Ещё несколько секунд и мы вышли на цель.
— Переворот. И рааз! — подсказал я и Альберт начал выполнять манёвр. Я повис на ремнях головой вниз, а самолёт устремился к земле. Началось пикирование на цель.
В этот раз Алик проговаривал каждое своё действие. По внутренней связи был слышен его прерывистый голос, но пока всё хорошо. Перегрузка росла, скорость подошла к 800 км/ч.

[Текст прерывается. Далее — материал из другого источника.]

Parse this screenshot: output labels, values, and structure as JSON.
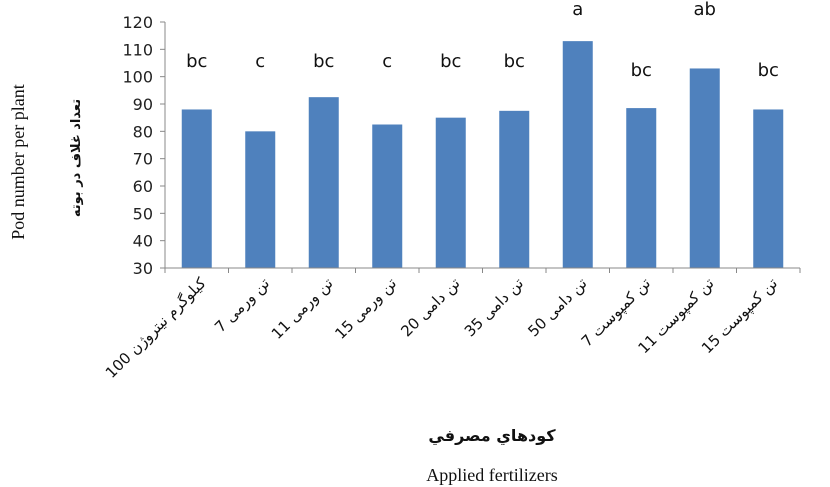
{
  "chart_data": {
    "type": "bar",
    "categories": [
      "100 کیلوگرم نیتروژن",
      "7 تن ورمی",
      "11 تن ورمی",
      "15 تن ورمی",
      "20 تن دامی",
      "35 تن دامی",
      "50 تن دامی",
      "7 تن کمپوست",
      "11 تن کمپوست",
      "15 تن کمپوست"
    ],
    "values": [
      88,
      80,
      92.5,
      82.5,
      85,
      87.5,
      113,
      88.5,
      103,
      88
    ],
    "significance_letters": [
      "bc",
      "c",
      "bc",
      "c",
      "bc",
      "bc",
      "a",
      "bc",
      "ab",
      "bc"
    ],
    "ylim": [
      30,
      120
    ],
    "yticks": [
      30,
      40,
      50,
      60,
      70,
      80,
      90,
      100,
      110,
      120
    ],
    "ylabel_fa": "تعداد غلاف در بوته",
    "ylabel_en": "Pod number per plant",
    "xlabel_fa": "كودهاي مصرفي",
    "xlabel_en": "Applied fertilizers",
    "bar_color": "#4f81bd",
    "grid": false
  }
}
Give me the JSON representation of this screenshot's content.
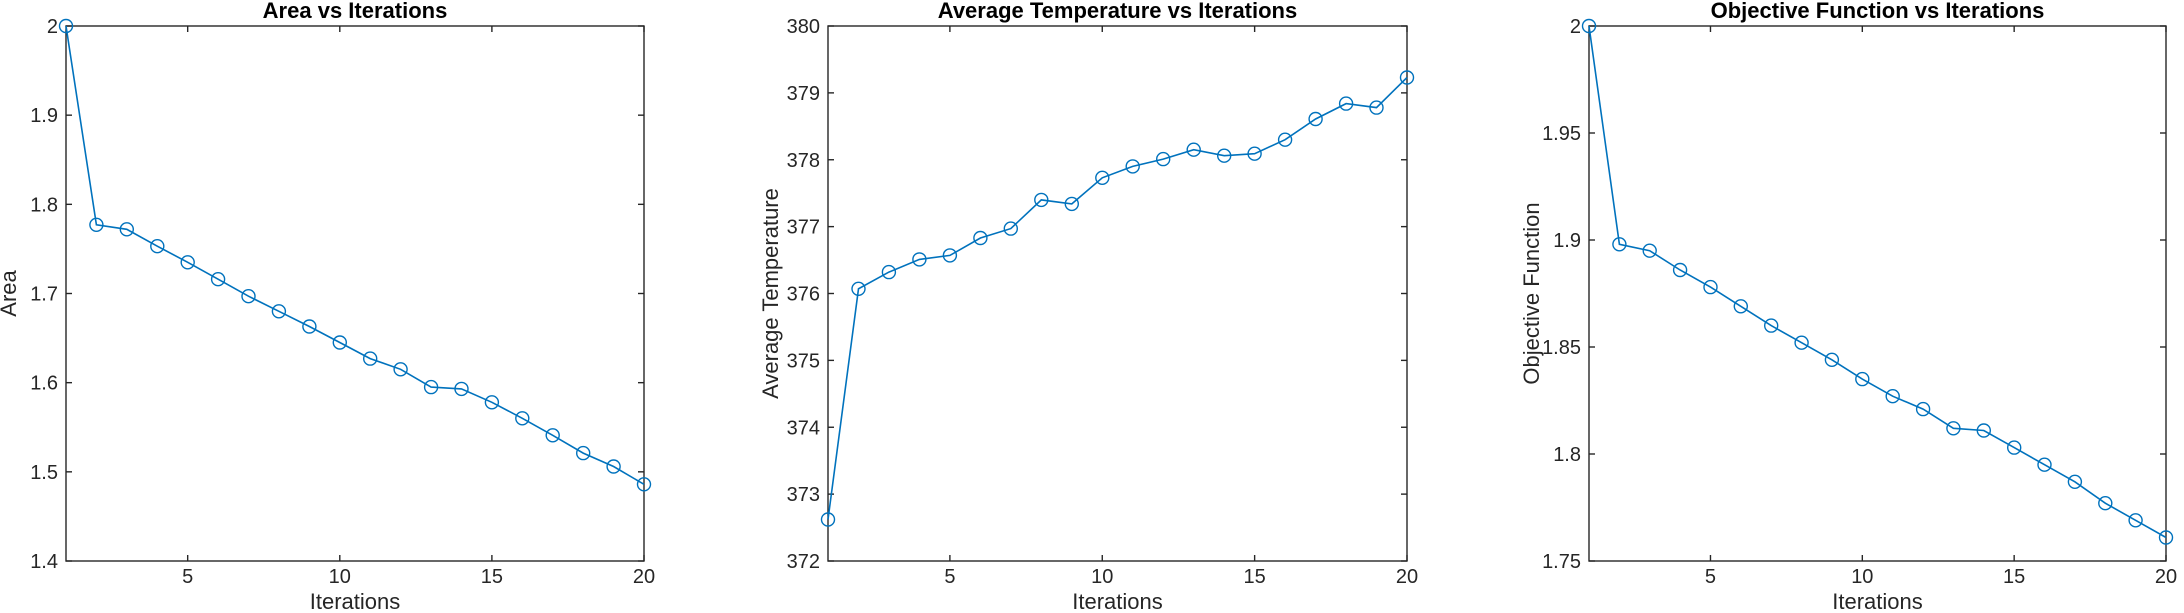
{
  "chart_data": [
    {
      "type": "line",
      "title": "Area vs Iterations",
      "xlabel": "Iterations",
      "ylabel": "Area",
      "xlim": [
        1,
        20
      ],
      "ylim": [
        1.4,
        2
      ],
      "xticks": [
        5,
        10,
        15,
        20
      ],
      "yticks": [
        1.4,
        1.5,
        1.6,
        1.7,
        1.8,
        1.9,
        2
      ],
      "ytick_labels": [
        "1.4",
        "1.5",
        "1.6",
        "1.7",
        "1.8",
        "1.9",
        "2"
      ],
      "color": "#0072BD",
      "marker": "circle",
      "grid": false,
      "x": [
        1,
        2,
        3,
        4,
        5,
        6,
        7,
        8,
        9,
        10,
        11,
        12,
        13,
        14,
        15,
        16,
        17,
        18,
        19,
        20
      ],
      "y": [
        2.0,
        1.777,
        1.772,
        1.753,
        1.735,
        1.716,
        1.697,
        1.68,
        1.663,
        1.645,
        1.627,
        1.615,
        1.595,
        1.593,
        1.578,
        1.56,
        1.541,
        1.521,
        1.506,
        1.486
      ]
    },
    {
      "type": "line",
      "title": "Average Temperature vs Iterations",
      "xlabel": "Iterations",
      "ylabel": "Average Temperature",
      "xlim": [
        1,
        20
      ],
      "ylim": [
        372,
        380
      ],
      "xticks": [
        5,
        10,
        15,
        20
      ],
      "yticks": [
        372,
        373,
        374,
        375,
        376,
        377,
        378,
        379,
        380
      ],
      "ytick_labels": [
        "372",
        "373",
        "374",
        "375",
        "376",
        "377",
        "378",
        "379",
        "380"
      ],
      "color": "#0072BD",
      "marker": "circle",
      "grid": false,
      "x": [
        1,
        2,
        3,
        4,
        5,
        6,
        7,
        8,
        9,
        10,
        11,
        12,
        13,
        14,
        15,
        16,
        17,
        18,
        19,
        20
      ],
      "y": [
        372.62,
        376.07,
        376.32,
        376.51,
        376.57,
        376.83,
        376.97,
        377.4,
        377.34,
        377.73,
        377.9,
        378.01,
        378.15,
        378.06,
        378.09,
        378.3,
        378.61,
        378.84,
        378.78,
        379.23
      ]
    },
    {
      "type": "line",
      "title": "Objective Function vs Iterations",
      "xlabel": "Iterations",
      "ylabel": "Objective Function",
      "xlim": [
        1,
        20
      ],
      "ylim": [
        1.75,
        2
      ],
      "xticks": [
        5,
        10,
        15,
        20
      ],
      "yticks": [
        1.75,
        1.8,
        1.85,
        1.9,
        1.95,
        2
      ],
      "ytick_labels": [
        "1.75",
        "1.8",
        "1.85",
        "1.9",
        "1.95",
        "2"
      ],
      "color": "#0072BD",
      "marker": "circle",
      "grid": false,
      "x": [
        1,
        2,
        3,
        4,
        5,
        6,
        7,
        8,
        9,
        10,
        11,
        12,
        13,
        14,
        15,
        16,
        17,
        18,
        19,
        20
      ],
      "y": [
        2.0,
        1.898,
        1.895,
        1.886,
        1.878,
        1.869,
        1.86,
        1.852,
        1.844,
        1.835,
        1.827,
        1.821,
        1.812,
        1.811,
        1.803,
        1.795,
        1.787,
        1.777,
        1.769,
        1.761
      ]
    }
  ]
}
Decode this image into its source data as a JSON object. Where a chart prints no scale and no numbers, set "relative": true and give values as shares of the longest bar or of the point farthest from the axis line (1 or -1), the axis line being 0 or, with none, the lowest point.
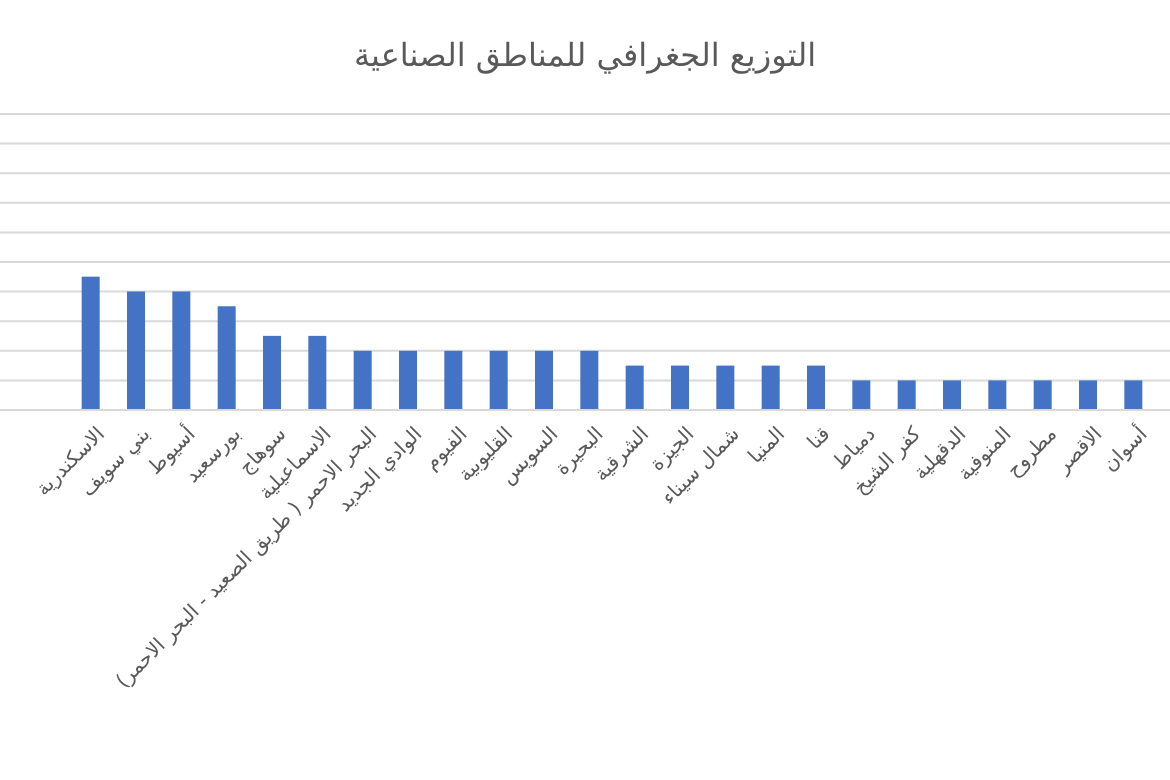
{
  "chart_data": {
    "type": "bar",
    "title": "التوزيع الجغرافي للمناطق الصناعية",
    "relative": true,
    "grid": "y",
    "color": "#4472c4",
    "categories": [
      "الاسكندرية",
      "بني سويف",
      "أسيوط",
      "بورسعيد",
      "سوهاج",
      "الاسماعيلية",
      "البحر الاحمر ( طريق الصعيد - البحر الاحمر)",
      "الوادي الجديد",
      "الفيوم",
      "القليوبية",
      "السويس",
      "البحيرة",
      "الشرقية",
      "الجيزة",
      "شمال سيناء",
      "المنيا",
      "قنا",
      "دمياط",
      "كفر الشيخ",
      "الدقهلية",
      "المنوفية",
      "مطروح",
      "الاقصر",
      "أسوان"
    ],
    "values": [
      1,
      0.889,
      0.889,
      0.778,
      0.556,
      0.556,
      0.444,
      0.444,
      0.444,
      0.444,
      0.444,
      0.444,
      0.333,
      0.333,
      0.333,
      0.333,
      0.333,
      0.222,
      0.222,
      0.222,
      0.222,
      0.222,
      0.222,
      0.222
    ]
  }
}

— Угол… 40, цель вижу, — сказал Тубин, но слышно было, как ему тяжело.
Перегрузка на выводе при включении форсажа будет около 7. А высота вывода будет в пределах 300 метров.
— Высота 1500, — подсказываю я.
— По… понял, — вяло отвечает Алик.
Я положил левую руку на рычаг управления двигателем, а правой слегка держался за ручку управления. Стрелка высотомера подходила к значению 1000 метров, скорость 900.
Самолёт слегка подбросило вверх, будто что-то от него отвалилось. Вот же, Алик! Слишком рано нажал на кнопку сброса и бомбы ушли вниз, а самолёт продолжал пикировать. Я не стал ждать, пока он соберётся выводить его.
Включил форсаж, ручку управления отклонил на себя и перевёл самолёт в набор. В наборе высоты бросил взгляд влево и обнаружил небольшой недолёт до центра круга.
— В горах каждые пятьдесят метров высоты будут иметь значение. Чем отвеснее пикирование, тем точнее, — сказал я по внутренней связи, но в ответ тишина. — Алик, ты меня слышишь? — запросил я Тубина, но тот снова не ответил. — Алик?
Прошло несколько секунд, прежде чем Альберт откликнулся на мой вызов.
— Сам сможешь посадить самолёт? — спросил я, занимая курс на аэродром.
— Смогу. Нам поговорить нужно, Сергей. Тут такое…
— Вот на земле и поговорим. Управление возьми, — прервал я его и отпустил органы управления.
Но после посадки Алик очень быстро решил от меня скрыться. Когда я пытался его окликнуть, он сделал вид, что ничего не слышал.
Бубко увидел этот эпизод, когда я кричал вслед Турбину и тоже удивился.
— Я так понимаю, Сергеич, полёт не удался? — спросил сержант.
— Трудно сказать, Вениамин Александрович, — ответил я.
— Сергеич, ты меня вот так не называй. Я себя директором завода чувствую, когда слышу своё имя и отчество от тебя, — неуверенно сказал Бубко, протягивая мне журнал подготовки самолёта.
— Даже не расписался. Вот же Алик! — воскликнул я.
— Если честно, мне кажется, что не надо ему в Афган. Расшибётся это как пить дать, — шепнул Веня, утирая свой маленький пушок под носом.
— Саныч, ты бы меньше такое говорил. Накаркаешь ещё, — сказал я, протягивая технику журнал. — Мне бы на «высотку» побыстрее попасть.